Strong Cash Ratio Shows Company is in Good Shape
What is your cash position in the bank? After paying your all current bills, do you still have a sufficient balance? Then you will be considered highly liquid, mean your assets are present in cash or they can be converted into cash easily.
Liquidity what does it Mean?
Liquidity means the quantity, to which a security or an asset could be purchased or sold in a market without affecting a price of the asset. By the highest level trading activity liquidity is characterized. The assets that you can buy and sell easily are called liquid assets. There is no particular formula for measuring liquidity; however, liquidity may be calculated by cash ratio.
That investor of the stock market, who are in search of potential investment must considerate on a liquidity of a company. Companies that have had good liquidity can face the hit of the economy.
How can investors measure liquidity?
Many ratios solve the investor liquidity issue, some are being mentioned below:
The conservative ratio to measure liquidity is “the cash ratio”. It is frequently used during the economic turmoil.
Easy to measure:
Cash + Marketable securities / Current liabilities.
What are Current Bills?
All the bills that you have to pay during one year period, for example, bills to suppliers, vendors, and daily operating expenses, etc.
The value of this equation can be fined on a balance sheet of a company. The cash ratio must be close one and more than one is considered better.
What is the reason for considering the cash ratio a very conservative analysis of the liquidity of a company, it ignores all values which turn over a minimum once in a year as inventory for most of the companies?
One thing more that investors should consider that the cash ratio overlooks the daily cash production of the business since it sells services and products.
Why Do You utilize the cash ratio?
Ups and downs are the part of any business, so, for difficult times many companies have had cash.

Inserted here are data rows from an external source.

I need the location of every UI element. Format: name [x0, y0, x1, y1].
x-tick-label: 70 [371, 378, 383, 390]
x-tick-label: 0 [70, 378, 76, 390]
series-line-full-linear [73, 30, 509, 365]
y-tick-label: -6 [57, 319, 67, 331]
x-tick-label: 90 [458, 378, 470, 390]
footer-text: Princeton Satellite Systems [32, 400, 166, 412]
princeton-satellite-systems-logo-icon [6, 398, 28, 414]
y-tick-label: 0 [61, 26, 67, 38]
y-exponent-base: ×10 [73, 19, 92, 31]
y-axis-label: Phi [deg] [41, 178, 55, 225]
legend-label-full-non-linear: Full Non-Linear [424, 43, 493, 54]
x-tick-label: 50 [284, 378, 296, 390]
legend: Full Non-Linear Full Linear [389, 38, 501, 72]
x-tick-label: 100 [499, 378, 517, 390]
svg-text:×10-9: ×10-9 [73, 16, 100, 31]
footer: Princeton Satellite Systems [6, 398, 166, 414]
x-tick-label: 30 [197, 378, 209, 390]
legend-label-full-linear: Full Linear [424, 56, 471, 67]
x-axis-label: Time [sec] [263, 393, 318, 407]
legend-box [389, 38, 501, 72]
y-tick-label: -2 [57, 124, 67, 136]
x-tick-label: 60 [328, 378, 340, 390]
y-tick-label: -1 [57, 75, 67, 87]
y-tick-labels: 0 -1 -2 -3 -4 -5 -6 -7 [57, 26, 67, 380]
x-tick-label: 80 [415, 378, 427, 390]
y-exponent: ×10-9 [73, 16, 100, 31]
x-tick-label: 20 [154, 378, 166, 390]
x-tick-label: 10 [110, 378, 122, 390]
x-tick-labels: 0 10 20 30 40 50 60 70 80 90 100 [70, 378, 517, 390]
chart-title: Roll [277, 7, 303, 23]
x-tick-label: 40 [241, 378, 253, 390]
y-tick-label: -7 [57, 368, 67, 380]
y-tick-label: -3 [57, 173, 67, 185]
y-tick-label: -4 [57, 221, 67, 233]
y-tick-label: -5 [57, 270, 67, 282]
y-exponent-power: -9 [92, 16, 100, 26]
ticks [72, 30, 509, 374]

This cash is very important asset for the companies.
If a company possesses enough ready cash, then it will be able to bear the sudden drops in business and sales, such kind of drops may put that company out of the business which has less liquidity.
By the cash ratio we can judge the capability of the company to endure difficult times.
When we consider the company’s value, it’s not a good measure to use because it does not include valuable assets like inventory and property.
It’s also not a good one ratio for using, because it does not cover the total strength of the company.
Yet, it is an excellent sign that the company is able for consideration. Because with good cash it can compete the difficult period. But with bad cash ratio survival of a company is impossible during a bad economy.